BTC’s derivatives market is not yet expressing a strong conviction in a continuation of last week’s upwards swing.
That is displayed by the deeper fall in the implied vol of OTM calls than OTM puts that nonetheless leaves both above their pre-rally levels. The low realised volatility experienced since reaching the $21K price point, combined with a neutral skew could indicate that traders expect yet more sideways movement. However, if the skew continues to trend downwards we could see a return to the preference for downside protection that we saw throughout a similar low-volatility environment in December.
Put Call Skew is near zero again
Figure 1 Implied volatility of a 25-delta BTC call divided by the implied volatility of a 25-delta BTC put at a 1 week (orange), 1 month (blue), and 3 month (red) tenor. Source: Block Scholes
- Last week’s rally in OTM calls has been reversed, with the implied volatility of OTM calls now trading below the levels of OTM puts with similar deltas.
- That leaves the put-call skew just below 1 for short-dated tenors, meaning that options traders are assigning a slight premium to downside protection once again.
- It also leaves the “risk-reversal” (the IV of an OTM call minus the IV of an OTM put) negative but near zero, with both up- and down-side protection priced similarly.
Volatility Smile remains high
Figure 2 BTC’s 30-day SABR volatility smile generated on 19th Dec (blue), 16th Jan (grey), and 8th Jan (yellow). Source: Block Scholes
- Whilst now near or below that of OTM puts, the IV of OTM calls remains well above the levels it traded at before the rally (on the 8th of Jan).

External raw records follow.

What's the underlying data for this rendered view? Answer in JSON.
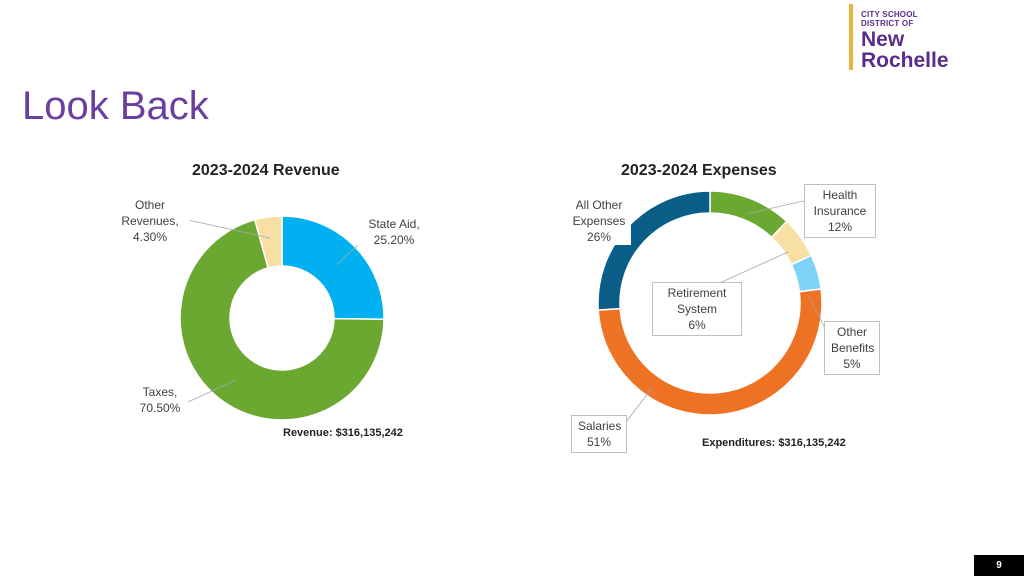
{
  "logo": {
    "line1": "CITY SCHOOL",
    "line2": "DISTRICT OF",
    "line3": "New",
    "line4": "Rochelle"
  },
  "page": {
    "title": "Look Back",
    "number": "9"
  },
  "colors": {
    "accent": "#6b3fa0",
    "logo_bar": "#e9b23b"
  },
  "chart_data": [
    {
      "type": "pie",
      "title": "2023-2024 Revenue",
      "total_label": "Revenue: $316,135,242",
      "slices": [
        {
          "name": "State Aid,",
          "value": 25.2,
          "label": "25.20%",
          "color": "#00b0f0"
        },
        {
          "name": "Taxes,",
          "value": 70.5,
          "label": "70.50%",
          "color": "#6aa832"
        },
        {
          "name": "Other Revenues,",
          "value": 4.3,
          "label": "4.30%",
          "color": "#f8e0a4"
        }
      ]
    },
    {
      "type": "pie",
      "title": "2023-2024 Expenses",
      "total_label": "Expenditures: $316,135,242",
      "slices": [
        {
          "name": "Health Insurance",
          "value": 12,
          "label": "12%",
          "color": "#6aa832"
        },
        {
          "name": "Retirement System",
          "value": 6,
          "label": "6%",
          "color": "#f8e0a4"
        },
        {
          "name": "Other Benefits",
          "value": 5,
          "label": "5%",
          "color": "#7fd3f7"
        },
        {
          "name": "Salaries",
          "value": 51,
          "label": "51%",
          "color": "#ee7224"
        },
        {
          "name": "All Other Expenses",
          "value": 26,
          "label": "26%",
          "color": "#0a5d86"
        }
      ]
    }
  ]
}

- That is true of all points on the smile, which saw a rise across all strikes by between 15 and 25 vol points as a result of last week’s spot rally.
Realised Volatility halts
Figure 3 Hourly BTC spot price (orange), alongside the rolling standard deviation of BTC’s log returns calculated on a look back of 7 days (blue) and 14 days (grey) of hourly data from the 1st Dec 22. Source: Block Scholes
- The pick up in volatility reflects the rush towards the $21K price point last seen before the FTX crash.

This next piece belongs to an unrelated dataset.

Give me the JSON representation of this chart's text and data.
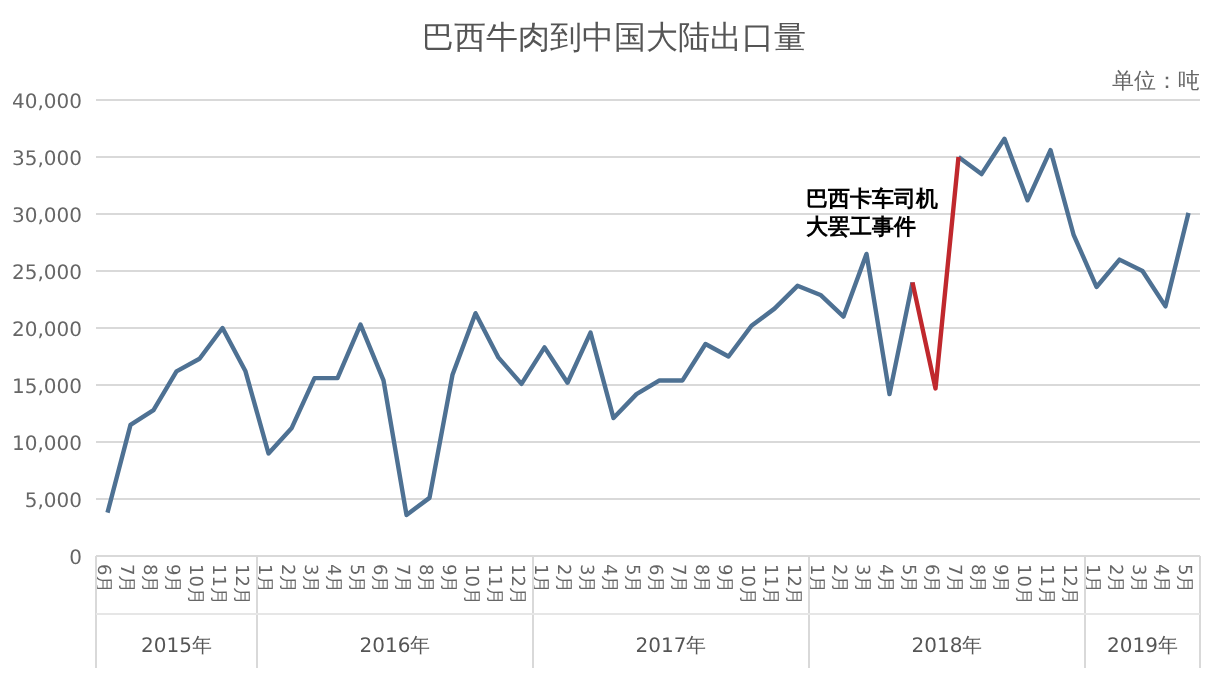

- However, since reaching that price level BTC’s spot price has resumed it’s sideways movement, with the smile falling most severely in deep OTM calls.
BTC’s derivatives market is not yet expressing a strong conviction in a continuation of last week’s upwards swing. That is displayed by the deeper fall in the implied vol of OTM calls than OTM puts that nonetheless leaves both above their pre-rally levels. The low realised volatility experienced since reaching the $21K price point, combined with a neutral skew could indicate that traders expect yet more sideways movement. However, if the skew continues to trend downwards we could see a return to the preference for downside protection that we saw throughout a similar low-volatility environment in December.